À certains moments, seuls avec nous-mêmes, nous éprouvons une immense carence intérieure. Cette carence est la motivation mère qui engendre les autres. Le besoin de combler cette carence, d’étancher cette soif, nous pousse à penser et à agir. Sans même l’interroger, nous fuyons cette insuffisance, nous cherchons à la combler, tantôt par un objet, tantôt par un autre, puis, déçus, nous courons d’une compensation à l’autre, d’échec en échec, de souffrance en souffrance, de guerre en guerre. C’est là le destin auquel se voue la plus grande partie de l’humanité. Certains se résignent à cet état de choses jugé par eux inévitable.
Regardons-y de plus près. Trompés par la satisfaction que nous procurent les objets, nous constatons que ces objets prometteurs entraînent satiété et même indifférence. L’objet nous comble un court instant, nous mène à la non-carence, nous renvoie à nous-mêmes, puis nous lasse, il a perdu cette magie évocatrice. Donc la plénitude que nous avons éprouvée ne se trouve pas dans l’objet, c’est en nous qu’elle demeure. L’objet pendant un instant a la « faculté » de la pousser à se révéler et nous concluons à tort que l’objet fut la cause de la plénitude.
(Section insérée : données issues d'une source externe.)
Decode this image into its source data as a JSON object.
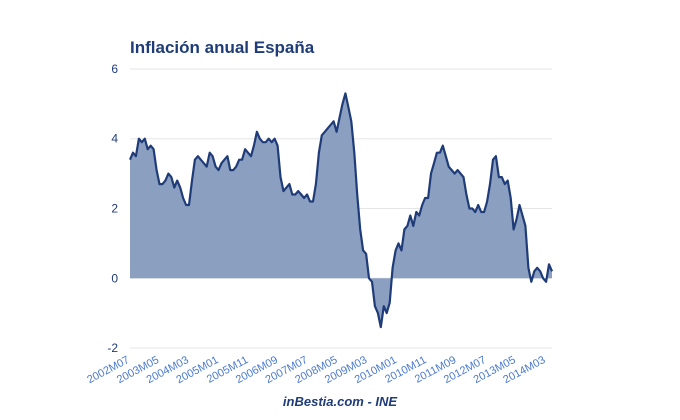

Dans les instants de joie, celle-ci existe en elle-même, et l’objet n’est plus présent. Par la suite, en évoquant cette joie, nous lui surimposons par erreur un objet qui, selon nous, en fut la cause. Nous objectivons la joie, y référant par la mémoire qui lie l’un à l’autre, alors qu’ils ne sont pas de même nature. Nous constatons que la perspective dans laquelle nous nous sommes engagés, c’est-à-dire la perspective objective, est incapable de nous procurer la plénitude durable. Celle-ci est située en nous-mêmes. Nous avons constaté qu’au moment où nous parvenons à cette plénitude, à cette paix, l’objet soi-disant cause et occasion de cette paix n’est pas présent, il est complètement éliminé, complètement résorbé dans l’expérience.